Protection renforcée contre les poursuites injustifiées

Tribunal fédéral La publicité intégrale des commandements de payer jugée discutable

Les commandements de payer envoyés sans raison valable pourront être radiés plus facilement du registre des poursuites. Le Tribunal fédéral adoucit sa jurisprudence.

Les personnes qui reçoivent un commandement de payer sans raison pourront plus facilement faire reconnaître leurs droits et éviter que la poursuite reste inscrite dans les registres. Dans un jugement rendu public mercredi, le Tribunal fédéral assouplit les conditions nécessaires pour faire constater en justice l’inexistence d’une créance.

Les enjeux de cette nouvelle jurisprudence sont importants. En effet, les propriétaires ont pour règle d’exiger un extrait du registre des poursuites avant de conclure un bail. Les banques peuvent faire de même pour un crédit. Certaines professions exigent également un extrait du registre des poursuites de leurs employés.

Poursuites sans fondement

Jusqu’ici, pour obtenir une telle décision, un particulier devait démontrer qu’il risquait d’être entravé dans ses activités économiques. Les sommes réclamées indûment devaient au surplus être importantes.

Désormais, les intéressés n’auront plus à démontrer que ces conditions sont remplies. N’importe quel justiciable, quels que soient sa situation et les montants en jeu, a un intérêt évident à ce que des poursuites sans fondement ne soient pas portées à la connaissance de tiers, reconnaît le Tribunal fédéral. En effet, la mention d’une poursuite porte en soi atteinte à la réputation d’une personne et nuit à sa capacité de conclure des contrats.

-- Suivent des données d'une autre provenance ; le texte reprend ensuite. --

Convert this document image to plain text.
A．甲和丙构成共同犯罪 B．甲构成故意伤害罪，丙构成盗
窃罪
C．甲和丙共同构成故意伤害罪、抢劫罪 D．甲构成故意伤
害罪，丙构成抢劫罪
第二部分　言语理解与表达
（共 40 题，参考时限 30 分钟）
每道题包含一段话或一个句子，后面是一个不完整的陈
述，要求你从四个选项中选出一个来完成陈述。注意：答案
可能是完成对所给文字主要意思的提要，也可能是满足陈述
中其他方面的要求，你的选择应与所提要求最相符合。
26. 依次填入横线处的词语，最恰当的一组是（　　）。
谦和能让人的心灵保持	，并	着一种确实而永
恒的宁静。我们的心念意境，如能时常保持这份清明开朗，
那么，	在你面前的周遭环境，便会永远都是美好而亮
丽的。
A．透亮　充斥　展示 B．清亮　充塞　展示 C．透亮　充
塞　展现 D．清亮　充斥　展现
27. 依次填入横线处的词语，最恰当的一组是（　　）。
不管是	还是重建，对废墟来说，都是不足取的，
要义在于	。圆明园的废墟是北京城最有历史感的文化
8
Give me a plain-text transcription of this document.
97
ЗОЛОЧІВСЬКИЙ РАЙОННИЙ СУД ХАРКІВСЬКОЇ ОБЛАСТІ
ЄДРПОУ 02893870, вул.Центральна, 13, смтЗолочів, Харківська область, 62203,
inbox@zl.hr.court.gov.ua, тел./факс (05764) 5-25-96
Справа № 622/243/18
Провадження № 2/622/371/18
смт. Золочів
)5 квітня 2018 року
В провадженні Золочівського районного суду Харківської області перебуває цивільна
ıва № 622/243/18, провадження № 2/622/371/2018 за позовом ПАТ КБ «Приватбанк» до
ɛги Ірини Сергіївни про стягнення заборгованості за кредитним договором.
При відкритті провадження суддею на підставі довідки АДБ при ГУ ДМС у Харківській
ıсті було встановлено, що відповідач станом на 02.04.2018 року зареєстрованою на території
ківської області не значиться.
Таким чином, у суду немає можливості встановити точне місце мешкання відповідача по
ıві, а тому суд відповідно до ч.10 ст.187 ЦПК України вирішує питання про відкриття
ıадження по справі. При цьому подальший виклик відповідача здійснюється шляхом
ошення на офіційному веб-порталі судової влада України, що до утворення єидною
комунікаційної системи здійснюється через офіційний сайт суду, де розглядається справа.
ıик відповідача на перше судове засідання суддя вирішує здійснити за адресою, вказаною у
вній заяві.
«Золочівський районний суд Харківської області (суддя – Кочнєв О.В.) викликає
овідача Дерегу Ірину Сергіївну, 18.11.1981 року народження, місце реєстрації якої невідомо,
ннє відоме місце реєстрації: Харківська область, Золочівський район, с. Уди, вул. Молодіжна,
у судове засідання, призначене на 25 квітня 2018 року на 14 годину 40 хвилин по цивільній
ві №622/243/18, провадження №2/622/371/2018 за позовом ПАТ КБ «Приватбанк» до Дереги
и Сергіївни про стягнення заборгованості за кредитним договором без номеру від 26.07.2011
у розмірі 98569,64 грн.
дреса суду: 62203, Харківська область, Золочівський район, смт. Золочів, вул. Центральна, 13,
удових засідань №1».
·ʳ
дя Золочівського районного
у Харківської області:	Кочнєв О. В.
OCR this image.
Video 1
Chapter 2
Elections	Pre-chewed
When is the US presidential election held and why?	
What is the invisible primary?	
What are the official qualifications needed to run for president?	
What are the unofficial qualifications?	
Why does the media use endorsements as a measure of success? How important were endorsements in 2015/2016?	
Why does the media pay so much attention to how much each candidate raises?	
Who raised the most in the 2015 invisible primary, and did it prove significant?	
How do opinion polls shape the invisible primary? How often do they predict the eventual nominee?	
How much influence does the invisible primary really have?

A la différence d’autres systèmes juridiques, le droit suisse se montre extrêmement favorable au créancier, rappelle le Tribunal fédéral. L’envoi d’un commandement de payer ne nécessite pas de démontrer ni même de rendre vraisemblable le bien-fondé d’une créance. Il en résulte que des poursuites peuvent être lancées sans le moindre fondement et que, même en cas d’abus, il appartient à celui qui reçoit le commandement de payer de se défendre en justice. A défaut, la procédure suit son cours. Dans le droit actuel, les poursuites risquent de rester inscrites au registre des poursuites pendant cinq ans.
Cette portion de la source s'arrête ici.